Frequently Asked Questions (FAQ)

Is surrogacy legal in Turkey? No. Surrogacy—traditional or gestational—is prohibited. Private agreements are invalid and unenforceable, and hospitals/registries apply birth-based motherhood rules. Attempts to arrange surrogacy domestically risk administrative consequences.

Can a private contract make us the legal parents? No. Contracts cannot transfer legal motherhood away from the birth mother in Turkey. Such documents have no civil effect at hospitals or registries.

Who is the legal mother under Turkish law? The woman who gives birth. Parentage at birth follows the birth record; later adjustments, if any, must use lawful mechanisms and are case-specific.

What about cross-border surrogacy? Some countries allow it, but Turkish recognition depends on public policy. Foreign orders or certificates may not be given effect in Turkey; outcomes vary case-by-case and by year.

Can a foreign surrogacy order be recognized in Turkey? Recognition (tanıma) and enforcement (tenfiz) face public-policy review and may be refused. No advisor can guarantee outcomes; seek case-specific analysis.

Will our child get Turkish citizenship?
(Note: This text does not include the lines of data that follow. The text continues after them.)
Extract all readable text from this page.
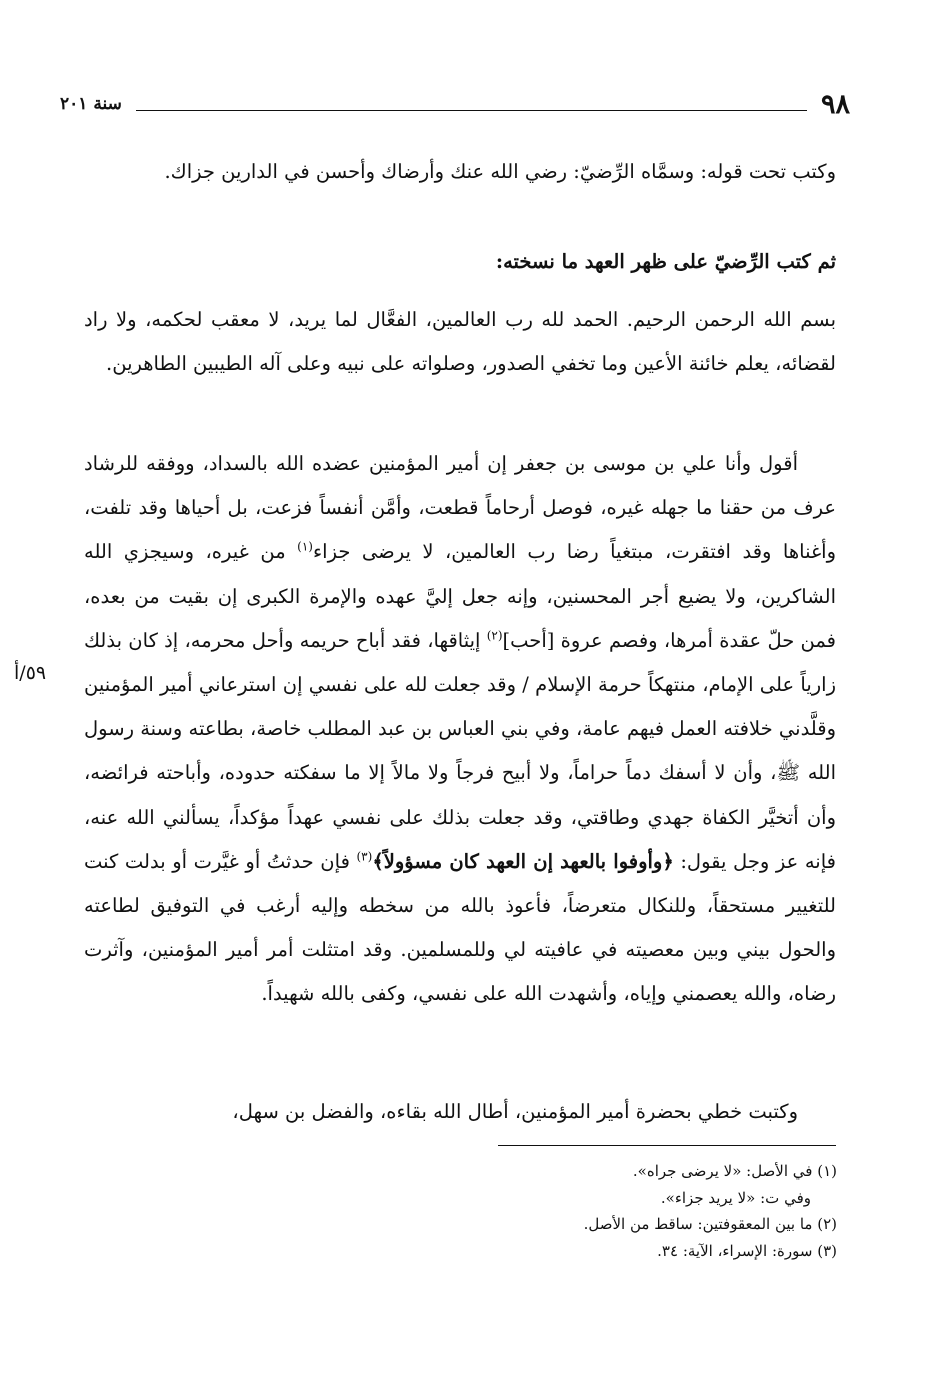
٩٨
سنة ٢٠١
وكتب تحت قوله: وسمَّاه الرِّضيّ: رضي الله عنك وأرضاك وأحسن في الدارين جزاك.
ثم كتب الرِّضيّ على ظهر العهد ما نسخته:
بسم الله الرحمن الرحيم. الحمد لله رب العالمين، الفعَّال لما يريد، لا معقب لحكمه، ولا راد لقضائه، يعلم خائنة الأعين وما تخفي الصدور، وصلواته على نبيه وعلى آله الطيبين الطاهرين.
أقول وأنا علي بن موسى بن جعفر إن أمير المؤمنين عضده الله بالسداد، ووفقه للرشاد عرف من حقنا ما جهله غيره، فوصل أرحاماً قطعت، وأمَّن أنفساً فزعت، بل أحياها وقد تلفت، وأغناها وقد افتقرت، مبتغياً رضا رب العالمين، لا يرضى جزاء$^{(١)}$ من غيره، وسيجزي الله الشاكرين، ولا يضيع أجر المحسنين، وإنه جعل إليَّ عهده والإمرة الكبرى إن بقيت من بعده، فمن حلّ عقدة أمرها، وفصم عروة [أحب]$^{(٢)}$ إيثاقها، فقد أباح حريمه وأحل محرمه، إذ كان بذلك زارياً على الإمام، منتهكاً حرمة الإسلام / وقد جعلت لله على نفسي إن استرعاني أمير المؤمنين وقلَّدني خلافته العمل فيهم عامة، وفي بني العباس بن عبد المطلب خاصة، بطاعته وسنة رسول الله ﷺ، وأن لا أسفك دماً حراماً، ولا أبيح فرجاً ولا مالاً إلا ما سفكته حدوده، وأباحته فرائضه، وأن أتخيَّر الكفاة جهدي وطاقتي، وقد جعلت بذلك على نفسي عهداً مؤكداً، يسألني الله عنه، فإنه عز وجل يقول: ﴿وأوفوا بالعهد إن العهد كان مسؤولاً﴾$^{(٣)}$ فإن حدثتُ أو غيَّرت أو بدلت كنت للتغيير مستحقاً، وللنكال متعرضاً، فأعوذ بالله من سخطه وإليه أرغب في التوفيق لطاعته والحول بيني وبين معصيته في عافيته لي وللمسلمين. وقد امتثلت أمر أمير المؤمنين، وآثرت رضاه، والله يعصمني وإياه، وأشهدت الله على نفسي، وكفى بالله شهيداً.
٥٩/أ
وكتبت خطي بحضرة أمير المؤمنين، أطال الله بقاءه، والفضل بن سهل،
(١) في الأصل: «لا يرضى جراه».
وفي ت: «لا يريد جزاء».
(٢) ما بين المعقوفتين: ساقط من الأصل.
(٣) سورة: الإسراء، الآية: ٣٤.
Citizenship and passports depend on lawful parentage and registry entries. Surrogacy-born cases raise complex issues that require bespoke advice; assumptions based on foreign paperwork are risky.

Is egg or sperm donation legal in Turkey? No. Third-party reproduction (egg/sperm/embryo donation) and surrogacy are prohibited; clinics cannot lawfully offer these services in Turkey.

Can we adopt instead? Yes. Adoption is the lawful alternative administered by the Ministry of Family and Social Services. See our guide to adoption in Turkey for steps and timelines.

Do we need Turkish translations of foreign documents? Yes. Courts and registries expect sworn Turkish translations and proper legalizations for foreign medical records and orders. Plan translations early.

Should we sign NDAs with clinics or agents? Use NDAs for sensitive pre-publication data but remember: an NDA cannot legalize prohibited services. For confidentiality mechanics, see our firm standards.

What if we already started a program abroad? Pause and obtain dual-jurisdiction advice: one memo from destination-country counsel on legality/documents and one from Turkish counsel on recognition, registry, and travel impacts.

Will a hospital register us as parents if we bring a foreign order? Hospitals follow Turkish rules and may refer the matter for judicial review. Plan conservatively and avoid assumptions at the point of birth registration.